Once we have selected our workflow, we are redirected to the editor proposing us a default file. It is possible to modify it and save it on a specific branch; In order to easily test the CICD without having to push on develop. It is possible to define the name of the working branch in the part push.
Creation of jobs
1on:
2 push:
3 branches:
4 - develop
5 - ci_*
To implement the 3 steps defined above, we need to create the jobs:
- assemble: to compile the code and create the jar.
- spotless: to check the format of new code.
- unit-tests: to execute the unit tests.
- integration-tests: to execute the integration tests.
- system-tests: to execute the system tests.
the code below shows an example of how to create a job
1jobs:
2 assemble:
3 runs-on: ubuntu-latest
4 steps:
5 - uses: actions/checkout@v3
6 - uses: actions/setup-java@v3
7 with:
8 java-version: '17'
9 distribution: 'temurin'
10 cache: gradle
11 - run: ./gradlew assemble --no-daemon
12
In the code above:
- we create the assemble job which is based on ubuntu-latest
- we use two actions to check the code and configure the Java compiler.
- we run the gradle assemble job.
Summary
The first objective of this article was to test three CICD engines (GitLab, CircleCi and GitHub Actions), implementing similar pipelines.
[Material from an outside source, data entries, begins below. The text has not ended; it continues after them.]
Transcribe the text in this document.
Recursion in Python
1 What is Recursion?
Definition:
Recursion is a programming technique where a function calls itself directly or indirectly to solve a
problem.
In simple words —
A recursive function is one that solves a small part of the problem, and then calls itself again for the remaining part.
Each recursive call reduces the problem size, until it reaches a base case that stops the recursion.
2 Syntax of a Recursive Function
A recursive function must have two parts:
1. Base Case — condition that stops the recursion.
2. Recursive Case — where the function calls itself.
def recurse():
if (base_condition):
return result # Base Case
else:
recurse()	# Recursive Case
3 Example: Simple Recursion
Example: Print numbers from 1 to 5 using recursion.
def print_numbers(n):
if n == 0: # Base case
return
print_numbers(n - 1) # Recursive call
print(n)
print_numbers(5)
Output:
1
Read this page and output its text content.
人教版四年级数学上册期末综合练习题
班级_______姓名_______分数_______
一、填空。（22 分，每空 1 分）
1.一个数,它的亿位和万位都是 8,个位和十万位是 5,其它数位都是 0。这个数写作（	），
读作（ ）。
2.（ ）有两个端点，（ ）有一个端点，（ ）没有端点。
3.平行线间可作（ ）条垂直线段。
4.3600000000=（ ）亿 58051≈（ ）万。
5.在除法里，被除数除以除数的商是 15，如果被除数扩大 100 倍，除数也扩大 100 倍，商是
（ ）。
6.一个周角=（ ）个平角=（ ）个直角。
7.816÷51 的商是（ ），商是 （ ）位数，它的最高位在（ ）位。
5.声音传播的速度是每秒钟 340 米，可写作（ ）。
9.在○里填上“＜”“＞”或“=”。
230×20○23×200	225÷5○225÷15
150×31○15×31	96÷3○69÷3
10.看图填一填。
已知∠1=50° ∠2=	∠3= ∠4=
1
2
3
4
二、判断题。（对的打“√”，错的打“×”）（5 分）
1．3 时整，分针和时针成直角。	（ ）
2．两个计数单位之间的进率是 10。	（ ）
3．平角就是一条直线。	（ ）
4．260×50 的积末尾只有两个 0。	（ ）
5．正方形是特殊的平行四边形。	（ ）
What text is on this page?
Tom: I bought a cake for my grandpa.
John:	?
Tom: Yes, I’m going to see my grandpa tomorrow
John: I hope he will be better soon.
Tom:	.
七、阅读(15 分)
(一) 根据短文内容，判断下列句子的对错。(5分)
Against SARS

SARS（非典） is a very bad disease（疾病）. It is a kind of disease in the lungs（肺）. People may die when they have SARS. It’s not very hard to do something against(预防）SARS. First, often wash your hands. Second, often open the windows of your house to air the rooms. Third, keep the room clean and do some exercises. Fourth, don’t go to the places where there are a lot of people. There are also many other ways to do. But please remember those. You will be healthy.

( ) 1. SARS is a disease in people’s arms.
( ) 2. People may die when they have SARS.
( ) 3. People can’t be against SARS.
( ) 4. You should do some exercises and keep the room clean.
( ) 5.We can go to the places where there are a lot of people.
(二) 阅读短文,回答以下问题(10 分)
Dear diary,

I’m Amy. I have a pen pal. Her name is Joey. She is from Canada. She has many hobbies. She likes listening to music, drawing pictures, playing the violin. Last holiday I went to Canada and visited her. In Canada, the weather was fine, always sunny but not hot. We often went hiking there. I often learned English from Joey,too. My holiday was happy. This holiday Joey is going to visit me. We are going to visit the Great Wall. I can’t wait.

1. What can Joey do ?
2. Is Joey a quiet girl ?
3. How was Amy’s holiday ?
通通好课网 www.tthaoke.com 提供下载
While trying to implement the CICD on these engines, we quickly encountered some limitations for the first two CICD:
- pushing the report of the Gitlab CI to GitHub is not possible.
- on CircleCi the maximum available space for the artefacts and their retention time were not compatible with our objectives. https://app.circleci.com/settings/plan/github/talk-to-the-duck/overview?return-to=https%3A%2F%2Fapp.circleci.com%2Fprojects%2Fproject-dashboard%2Fgithub%2Ftalk-to-the-duck%2F In this case, only the GitHub action is completely useful.
As a conclusion I think that to set up a free CICD, it is preferable to use a CI integrated with its version manager such as GItHub Actions for GitHub or GitLab CICD for GitLab.